JACKSON FLORES / RIO DE JANEIRO
Varig is focusing its efforts on improving its finances, as the proposed merger with TAM and the expected cash injection by Brazil's development bank still remain to be finalised.
"The merger model with TAM was based on the snapshot image of a market that has changed considerably since the proposal was first outlined," says Luiz Martins, one of Varig's vice-presidents. The two airlines' different company cultures, fleet composition and infrastructure could be major obstacles, says Martins, adding that FRBPar, Varig's holding company, wants a larger slice of the merged airline than the planned 5%.
The Brazilian flag carrier has recently posted its best financial results for the past seven years, and is setting its sights on achieving better performance in 2004 and regaining lost ground. Network and fleet growth is under way - including the resumption of services to Africa.

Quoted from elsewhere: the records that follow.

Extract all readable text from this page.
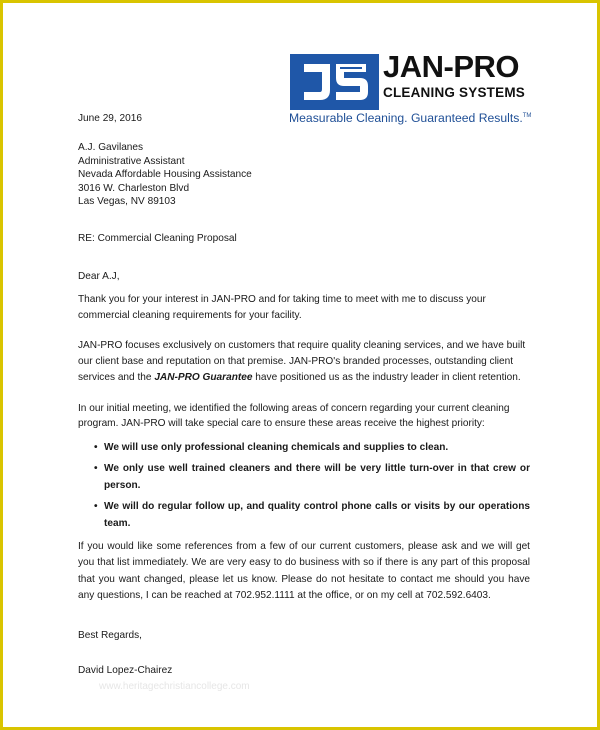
JAN-PRO
CLEANING SYSTEMS
Measurable Cleaning. Guaranteed Results.™
June 29, 2016
A.J. Gavilanes
Administrative Assistant
Nevada Affordable Housing Assistance
3016 W. Charleston Blvd
Las Vegas, NV 89103
RE: Commercial Cleaning Proposal
Dear A.J,

Thank you for your interest in JAN-PRO and for taking time to meet with me to discuss your commercial cleaning requirements for your facility.

JAN-PRO focuses exclusively on customers that require quality cleaning services, and we have built our client base and reputation on that premise. JAN-PRO's branded processes, outstanding client services and the JAN-PRO Guarantee have positioned us as the industry leader in client retention.

In our initial meeting, we identified the following areas of concern regarding your current cleaning program. JAN-PRO will take special care to ensure these areas receive the highest priority:

• We will use only professional cleaning chemicals and supplies to clean.
• We only use well trained cleaners and there will be very little turn-over in that crew or person.
• We will do regular follow up, and quality control phone calls or visits by our operations team.

If you would like some references from a few of our current customers, please ask and we will get you that list immediately. We are very easy to do business with so if there is any part of this proposal that you want changed, please let us know. Please do not hesitate to contact me should you have any questions, I can be reached at 702.952.1111 at the office, or on my cell at 702.592.6403.

Best Regards,
David Lopez-Chairez
www.heritagechristiancollege.com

Varig's widebody fleet expansion is partially offsetting reductions implemented over the past two years. Three ex-Swiss International Airlines Boeing MD-11s have been added, and two more Boeing 777-200ERs are expected to be leased soon at monthly rentals that are almost half those of its two 777s. The lease of an undisclosed number of 757-200s is being studied for its longer domestic and South American services, while the lease of four 737-300s is being negotiated to partially recover domestic frequencies and routes surrendered in the past two years.